Mutações são comuns nos virus. O da influenza tem novas cepas todos os anos. Por isso, a necessidade de se vacinar a cada nova temporada. No caso da Sars-Cov-2, o vírus que foi detectado pela primeira vez em Wuhan, China, não é o mesmo que existe hoje nos quatro cantos do mundo. A mutação D614G surgiu na Europa em fevereiro e se tornou a forma globalmente dominante do vírus. Outra, chamada A222V, se espalhou pela Europa e estava ligada às férias de verão na Espanha.

 

O que sabemos sobre as novas mutações? Segundo uma reportagem publicada pela BBC News Brasil, uma análise inicial da nova variante foi publicada e identifica 17 alterações potencialmente importantes. Houve mudanças na proteína spike — que é a “chave” que o vírus usa para abrir a porta de entrada nas células do nosso corpo e sequestrá-las. A mutação N501 altera a parte mais importante do spike, conhecida como “domínio de ligação ao receptor”. É aqui que o spike faz o primeiro contato com a superfície das células do nosso corpo. Quaisquer alterações que tornem mais fácil a entrada do vírus provavelmente serão uma vantagem para o patógeno. 

 

A preocupação, de acordo com o texto publicado pela BBC, era que os anticorpos do sangue daqueles que sobreviveram ao novo coronavírus fossem menos eficazes na defesa contra a nova variante do vírus. Mais uma vez, serão necessários mais estudos de laboratório para realmente entender o que está acontecendo.
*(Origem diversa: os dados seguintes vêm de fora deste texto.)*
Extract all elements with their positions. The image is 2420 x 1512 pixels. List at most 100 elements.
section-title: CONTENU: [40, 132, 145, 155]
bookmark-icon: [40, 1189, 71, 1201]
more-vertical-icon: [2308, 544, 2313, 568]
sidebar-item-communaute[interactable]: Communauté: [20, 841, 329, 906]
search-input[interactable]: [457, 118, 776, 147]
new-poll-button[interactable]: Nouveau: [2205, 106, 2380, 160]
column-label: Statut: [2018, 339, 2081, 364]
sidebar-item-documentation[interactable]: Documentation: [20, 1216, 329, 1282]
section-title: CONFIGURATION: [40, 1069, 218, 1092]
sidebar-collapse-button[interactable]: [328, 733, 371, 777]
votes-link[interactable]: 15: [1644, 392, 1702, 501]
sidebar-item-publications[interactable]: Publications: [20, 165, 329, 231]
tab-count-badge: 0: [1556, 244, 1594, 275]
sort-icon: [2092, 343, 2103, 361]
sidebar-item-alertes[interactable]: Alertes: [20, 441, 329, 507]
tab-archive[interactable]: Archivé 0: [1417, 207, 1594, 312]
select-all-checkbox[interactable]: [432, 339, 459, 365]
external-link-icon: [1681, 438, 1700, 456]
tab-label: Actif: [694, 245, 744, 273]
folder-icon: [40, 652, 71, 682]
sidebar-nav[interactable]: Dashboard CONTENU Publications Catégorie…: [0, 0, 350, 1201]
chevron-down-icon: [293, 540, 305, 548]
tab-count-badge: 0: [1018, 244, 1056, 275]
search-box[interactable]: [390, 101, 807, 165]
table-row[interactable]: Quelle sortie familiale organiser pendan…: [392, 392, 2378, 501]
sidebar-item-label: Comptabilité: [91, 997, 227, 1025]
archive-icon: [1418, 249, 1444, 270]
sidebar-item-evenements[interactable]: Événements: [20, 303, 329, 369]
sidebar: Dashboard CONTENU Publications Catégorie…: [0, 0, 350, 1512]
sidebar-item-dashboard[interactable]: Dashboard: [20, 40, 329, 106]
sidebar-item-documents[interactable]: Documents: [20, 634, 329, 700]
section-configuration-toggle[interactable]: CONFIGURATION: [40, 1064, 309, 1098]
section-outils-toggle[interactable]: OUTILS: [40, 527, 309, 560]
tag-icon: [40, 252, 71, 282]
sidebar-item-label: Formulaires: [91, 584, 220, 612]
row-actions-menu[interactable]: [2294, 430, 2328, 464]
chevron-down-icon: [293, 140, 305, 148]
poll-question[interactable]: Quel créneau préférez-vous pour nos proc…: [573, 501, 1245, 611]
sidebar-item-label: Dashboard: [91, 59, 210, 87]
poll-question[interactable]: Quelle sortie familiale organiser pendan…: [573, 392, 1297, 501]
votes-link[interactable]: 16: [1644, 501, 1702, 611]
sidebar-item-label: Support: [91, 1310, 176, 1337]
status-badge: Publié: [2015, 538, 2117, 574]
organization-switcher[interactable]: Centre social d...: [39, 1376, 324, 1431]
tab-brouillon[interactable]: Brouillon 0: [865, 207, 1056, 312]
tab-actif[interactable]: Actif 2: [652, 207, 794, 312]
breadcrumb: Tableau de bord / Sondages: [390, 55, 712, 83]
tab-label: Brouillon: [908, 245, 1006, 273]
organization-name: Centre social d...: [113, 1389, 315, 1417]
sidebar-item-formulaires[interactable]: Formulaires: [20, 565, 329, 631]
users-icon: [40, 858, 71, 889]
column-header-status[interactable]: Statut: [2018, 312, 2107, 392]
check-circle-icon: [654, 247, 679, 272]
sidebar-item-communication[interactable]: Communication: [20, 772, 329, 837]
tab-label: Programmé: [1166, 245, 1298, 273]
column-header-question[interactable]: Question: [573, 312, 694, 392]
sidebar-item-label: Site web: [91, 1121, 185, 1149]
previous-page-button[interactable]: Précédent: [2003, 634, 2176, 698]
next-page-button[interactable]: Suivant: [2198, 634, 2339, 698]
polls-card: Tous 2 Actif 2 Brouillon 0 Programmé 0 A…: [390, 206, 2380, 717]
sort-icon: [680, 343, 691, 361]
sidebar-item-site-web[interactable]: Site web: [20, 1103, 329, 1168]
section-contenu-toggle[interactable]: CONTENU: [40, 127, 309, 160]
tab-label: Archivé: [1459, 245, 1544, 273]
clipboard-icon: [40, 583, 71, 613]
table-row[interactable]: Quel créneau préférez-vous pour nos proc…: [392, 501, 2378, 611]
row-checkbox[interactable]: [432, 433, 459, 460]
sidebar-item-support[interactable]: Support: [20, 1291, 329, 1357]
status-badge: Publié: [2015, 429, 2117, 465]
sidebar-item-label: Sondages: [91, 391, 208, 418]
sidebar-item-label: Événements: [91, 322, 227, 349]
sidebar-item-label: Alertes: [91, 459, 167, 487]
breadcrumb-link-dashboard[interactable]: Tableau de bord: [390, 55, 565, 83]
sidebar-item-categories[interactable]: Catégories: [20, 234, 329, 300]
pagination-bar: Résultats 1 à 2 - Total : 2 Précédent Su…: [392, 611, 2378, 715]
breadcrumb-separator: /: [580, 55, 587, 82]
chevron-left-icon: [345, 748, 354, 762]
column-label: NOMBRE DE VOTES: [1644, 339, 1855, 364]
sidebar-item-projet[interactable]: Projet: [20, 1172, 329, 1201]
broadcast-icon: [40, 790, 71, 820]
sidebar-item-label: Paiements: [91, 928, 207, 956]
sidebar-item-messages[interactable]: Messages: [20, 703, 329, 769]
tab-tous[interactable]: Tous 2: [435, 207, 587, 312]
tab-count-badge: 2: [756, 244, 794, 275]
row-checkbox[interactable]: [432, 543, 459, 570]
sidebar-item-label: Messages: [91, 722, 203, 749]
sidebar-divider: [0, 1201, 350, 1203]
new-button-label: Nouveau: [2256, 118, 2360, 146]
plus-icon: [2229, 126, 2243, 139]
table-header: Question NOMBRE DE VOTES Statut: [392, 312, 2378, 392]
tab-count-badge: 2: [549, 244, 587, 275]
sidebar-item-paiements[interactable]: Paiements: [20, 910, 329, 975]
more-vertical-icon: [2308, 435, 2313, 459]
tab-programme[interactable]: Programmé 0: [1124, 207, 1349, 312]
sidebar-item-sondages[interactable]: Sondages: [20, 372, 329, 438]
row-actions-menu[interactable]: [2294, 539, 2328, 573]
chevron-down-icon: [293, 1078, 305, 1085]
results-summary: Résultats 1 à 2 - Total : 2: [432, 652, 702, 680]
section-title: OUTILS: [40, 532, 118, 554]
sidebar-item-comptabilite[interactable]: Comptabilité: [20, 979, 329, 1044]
O trabalho de Ravi Gupta, professor da Universidade de Cambridge, sugeriu em laboratório que essa mutação aumenta em duas vezes a capacidade do vírus de infectar células. “Estamos preocupados, a maioria dos cientistas está preocupada”, diz Gupta.

 

Mas, o que todos querem saber é se as vacinas funcionarão contra a nova variante? Os especialistas acreditam que sim, pelo menos por enquanto. Mutações na proteína spike levantam perguntas porque as três principais vacinas — Pfizer, Moderna e Oxford — treinam o sistema imunológico para atacar a proteína spike. No entanto, o corpo aprende a atacar várias partes dessa proteína. É por isso que as autoridades de saúde continuam convencidas de que a vacina funcionará contra essa nova variante.

 

Enquanto os resultados dos estudos não saem, o mais prudente é seguir o conselho do primeiro-ministro Yoshihide Suga e ficar em casa e evitar as aglomerações. É preciso lembrar que muitos são assintomáticos e muitas vezes não se dão conta ou não sabem que estão espalhando o vírus. Se todos colaborarem, a pandemia estará sob controle em breve e a rotina será retomada.